Released last week, Broadband for all – an alternative vision, proposed a different broadband strategy to the Government. Current Government plans are to install 25Mbps high speed broadband across 90% of the UK and a minimum of 2Mbps broadband for everyone by 2015 at a cost of of £2.4 billion. In addition to this the 2012 Budget revealed £100 million for ten cities to receive super-connected status (80Mbps) in the same time frame.
But the Lords Communications Committee report argued that speed should not be the biggest broadband focus. Focus should be on viewing the internet as national infrastructure, like roads and railways, and aiming to close the digital divide. The report said current Government strategy creates a “very real risk that some people and businesses are being left behind, that inadequate access to the internet and all its benefits is actually afflicting their daily lives”.

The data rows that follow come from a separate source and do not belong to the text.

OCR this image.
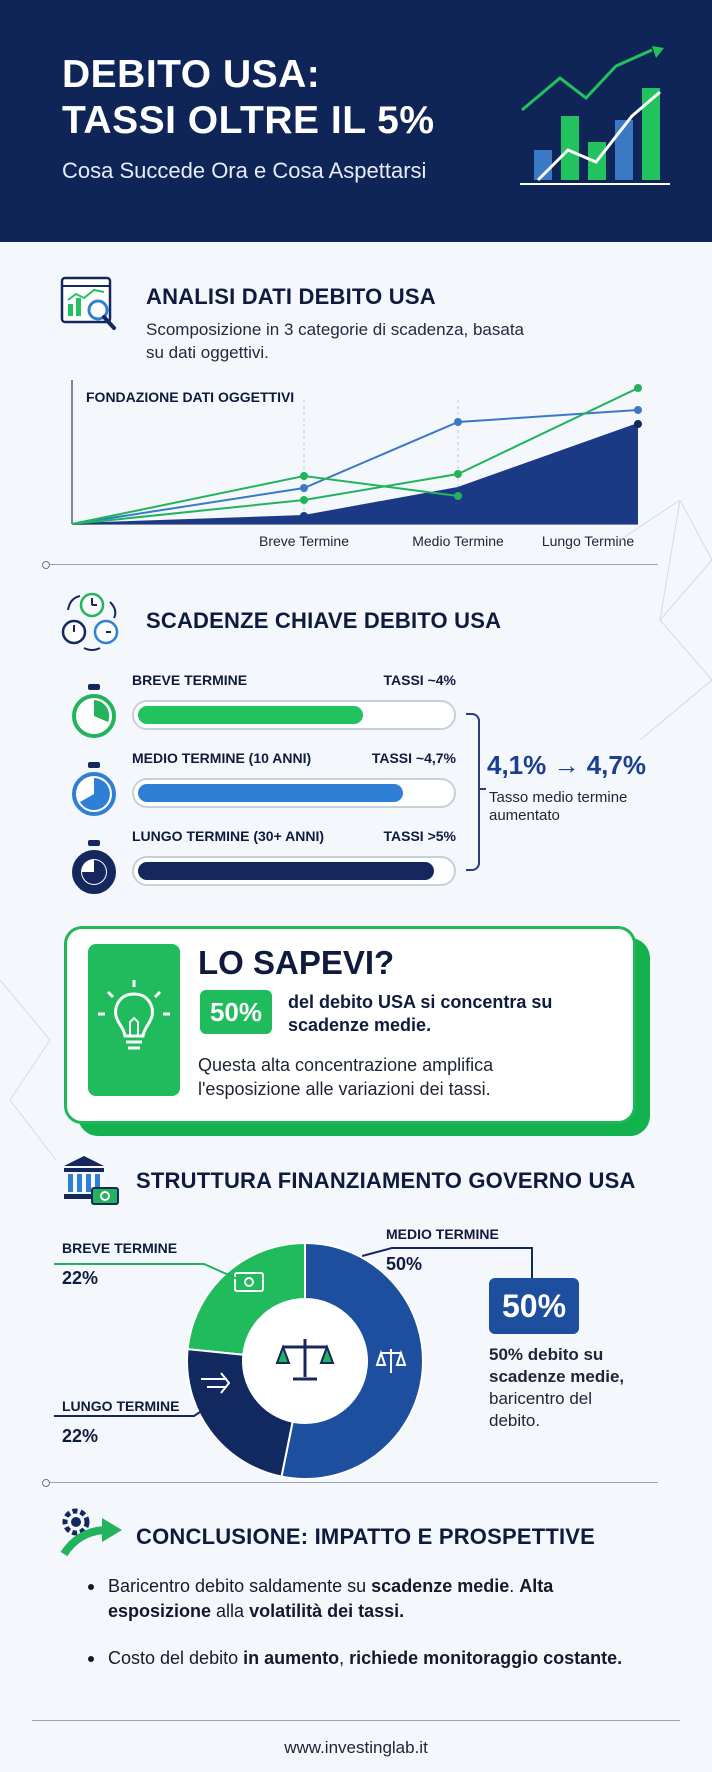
DEBITO USA:
TASSI OLTRE IL 5%
Cosa Succede Ora e Cosa Aspettarsi
ANALISI DATI DEBITO USA
Scomposizione in 3 categorie di scadenza, basata
su dati oggettivi.
FONDAZIONE DATI OGGETTIVI
Breve Termine	Medio Termine	Lungo Termine
SCADENZE CHIAVE DEBITO USA
BREVE TERMINE	TASSI ~4%
MEDIO TERMINE (10 ANNI)	TASSI ~4,7%
LUNGO TERMINE (30+ ANNI)	TASSI >5%
4,1% → 4,7%
Tasso medio termine
aumentato
LO SAPEVI?
50%	del debito USA si concentra su
scadenze medie.
Questa alta concentrazione amplifica
l'esposizione alle variazioni dei tassi.
STRUTTURA FINANZIAMENTO GOVERNO USA
BREVE TERMINE
22%
MEDIO TERMINE
50%
LUNGO TERMINE
22%
50%
50% debito su
scadenze medie,
baricentro del
debito.
CONCLUSIONE: IMPATTO E PROSPETTIVE
Baricentro debito saldamente su scadenze medie. Alta esposizione alla volatilità dei tassi.
Costo del debito in aumento, richiede monitoraggio costante.
www.investinglab.it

This view is supported by the Chairman of the Federation of Small Businesses who was quoted as saying:
“With the technology we have they should be able to trade overseas, throughout the UK and from town to village. We know that small businesses in rural and urban areas are looking to the internet to grow and innovate. So it is paramount the government rolls our superfast broadband to rural areas”.
Creating a long term strategy covering “inhabitants of inner cities to the remotest areas of the UK” will deliver many benefits. These include improved educational performance and better employment opportunities as well as the ability to start a business from anywhere in Britain.
To achieve this, the report’s core recommendation is to have “fibre-optic hubs” within reach of every community. The committee defines a fibre-optic hub as,
“A box—situated in the vicinity of a community. Its job is to act as a waystation between that community and the broadband infrastructure that spreads out across the rest of the country.”
The report said fibre-optic hubs would ‘future proof’ the network, allowing communities to increase the speed of the network when required. Adding hubs would increase the resilience of the overall infrastructure as currently data sent between, for example, two locations in Edinburgh travels via Manchester or London. Hubs would allow this data to travel a more rational route.
Most importantly, the report argues fibre-optic hubs allow users in remote regions to tap in to the broadband network through physically connecting their business or house directly to the hub. This would go some way in reducing the digital divide.
The report considers the high financial burden of providing quality broadband, but it recommends that Government undertakes a detailed costing of their project as they believe it would be more cost effective than current Government plans.
We need to ensure that the UK has good enough Internet infrastructure not only to compete with Europe, but with the world. The Lords Select Committee rightly raises some important points that need to factor in to Government’s plans. More broadly issues such as the availability of free Wi-Fi, and arguments around web blocking and an open internet also contribute to individuals and businesses access to the Internet. Government and DCMS needs to take a holistic view on all the issues surrounding Internet access they are discussing with ISPs and decide where the priorities lie.